Reducción de Maniobras Conjuntas
Las fuerzas armadas de Corea del Sur y Estados Unidos anunciaron este miércoles un importante recorte en sus ejercicios militares conjuntos. Esta decisión se produce días después de que el presidente estadounidense, Donald Trump, ordenara reducir los entrenamientos en un aparente intento por mejorar la relación con el líder norcoreano Kim Jong-un.
Trump instruyó al secretario de Defensa el pasado lunes para que “redujera sustancialmente” las maniobras conocidas como Ulchi Escudo de Libertad justo antes de que comenzaran 11 días de ejercicios conjuntos. El mandatario citó su «buena relación» con Kim y la negativa de Seúl a apoyar a EE.UU. en su conflicto con Irán.
Sorpresa en Seúl
Funcionarios surcoreanos expresaron que el anuncio de Trump llegó sin previo aviso, lo que causó desconcierto entre la población y generó inquietudes sobre la preparación defensiva conjunta. El ejército surcoreano confirmó que, tras la petición de EE.UU., se ajustaría tanto la duración como la magnitud de los ejercicios. Las actividades, que ya habían comenzado, finalizarán este viernes en lugar del 27 de agosto, como estaba previsto inicialmente.
En cuanto a los eventos de entrenamiento, el Pentágono indicó que seguirá llevando a cabo entrenamiento para mejorar la capacidad táctica, aunque algunos ejercicios serán cancelados o se convertirán en simulaciones. “Estos cambios mantienen la preparación esencial y los objetivos de entrenamiento”, aseveró un comunicado del Pentágono.
Preocupaciones sobre Seguridad Militar
Expertos advierten que la decisión de Trump podría comprometer la postura defensiva de EE.UU. y Corea del Sur, debilitando así una alianza que ha perdurado por décadas. Se señala que una reducción en los ejercicios es considerable, dado que los comandantes cambian periódicamente.
Las maniobras de Ulchi Escudo de Libertad son, en esencia, un entrenamiento simulado por computadora con el objetivo de mejorar la respuesta conjunta ante amenazas a la seguridad regional, como una posible agresión norcoreana. Por tradición, se realizan ejercicios en el terreno durante este periodo, aunque han generado tensiones con Corea del Norte, que los considera ensayos de invasión y ha respondido con lanzamientos de misiles. A días del inicio de estos ejercicios, Corea del Norte lanzó dos misiles balísticos al mar.
Relaciones entre EE.UU. y Corea del Norte
Inicialmente, los ejercicios debían llevarse a cabo en dos fases: una defensa hasta este viernes y otra contraofensiva hasta el 27 de agosto. Corea del Norte suele reaccionar de forma adversa a estos ejercicios de contraofensiva.
En respuesta a estos ejercicios, la Agencia Central de Noticias de Corea (ACNC) publicó un comentario que calificaba las maniobras conjuntas de “frenéticas” y “extremadamente peligrosas”, advirtiendo sobre el potencial de una respuesta militar. “Nuestro ejercicio de su derecho a la autodefensa continuará para neutralizar por completo la amenaza militar de los enemigos”, indicó la ACNC.

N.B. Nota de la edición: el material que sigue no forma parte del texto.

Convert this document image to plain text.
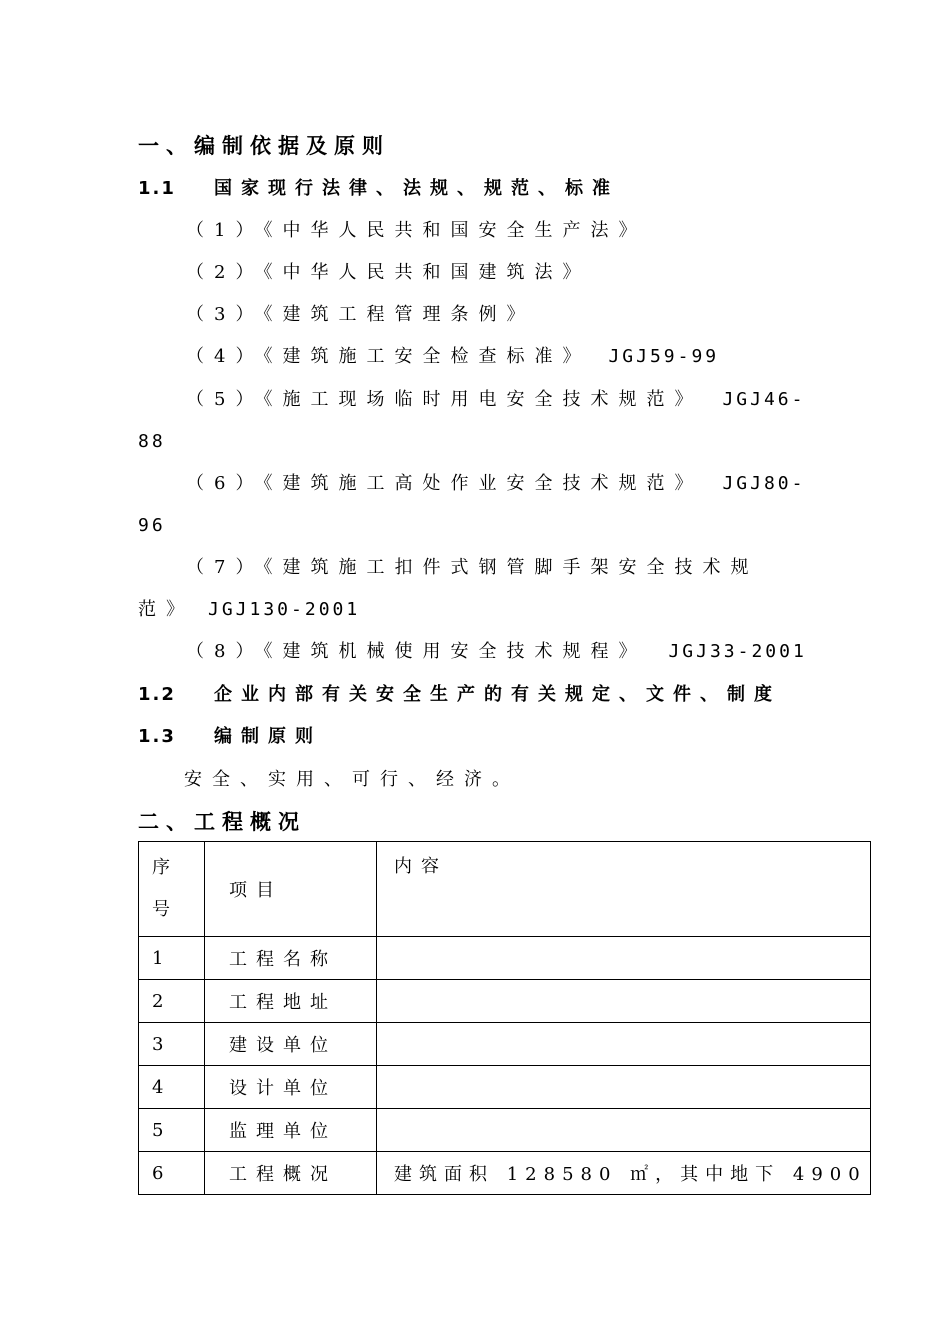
一、编制依据及原则
1.1 国家现行法律、法规、规范、标准
（1）《中华人民共和国安全生产法》
（2）《中华人民共和国建筑法》
（3）《建筑工程管理条例》
（4）《建筑施工安全检查标准》 JGJ59-99
（5）《施工现场临时用电安全技术规范》 JGJ46-
88
（6）《建筑施工高处作业安全技术规范》 JGJ80-
96
（7）《建筑施工扣件式钢管脚手架安全技术规
范》 JGJ130-2001
（8）《建筑机械使用安全技术规程》 JGJ33-2001
1.2 企业内部有关安全生产的有关规定、文件、制度
1.3 编制原则
安全、实用、可行、经济。
二、工程概况
序
号	项目	内容
1	工程名称	
2	工程地址	
3	建设单位	
4	设计单位	
5	监理单位	
6	工程概况	建筑面积 128580 ㎡，其中地下 4900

Expertos subrayan que Kim, fortalecido por el desarrollo de su programa nuclear y su creciente colaboración militar con Rusia, probablemente no acceda a retomar diálogo con Trump en el corto plazo sin concesiones significativas.
Reacciones en Corea del Sur
El lunes, la oficina del presidente surcoreano Lee Jae Myung manifestó su esperanza de que una “relación amistosa” entre Trump y Kim pueda facilitar un “diálogo significativo” que promueva la paz en la península. Sin embargo, este comentario provocó críticas entre sectores conservadores, quienes argumentaron que el gobierno de Lee priorizaba la diplomacia sobre las preocupaciones de seguridad.
Trump sugirió que los ejercicios son costosos y envían una señal inapropiada a Corea del Norte, que ha mostrado un comportamiento más conciliador durante su mandato. En audiencias separadas, tanto el ministro de Relaciones Exteriores de Corea del Sur, Cho Hyun, como el ministro de Defensa, Ahn Gyu-back, declararon que no fueron informados de la decisión de Trump antes de su anuncio público.
Algunos analistas consideran que esta reducción está más orientada a presionar a Corea del Sur para que apoye a EE.UU. en su enfrentamiento con Irán, que a acercar posiciones con Corea del Norte. “El mensaje de Trump es claro: si no cooperan con nosotros sobre Irán, nosotros no cooperamos con ustedes en las maniobras”, concluyó el analista Yang.
Las discusiones sobre las contribuciones prácticas que Corea del Sur podría ofrecer para ayudar a restaurar la libertad de navegación en el estrecho de Ormuz se mantienen activas entre las autoridades de ambos países.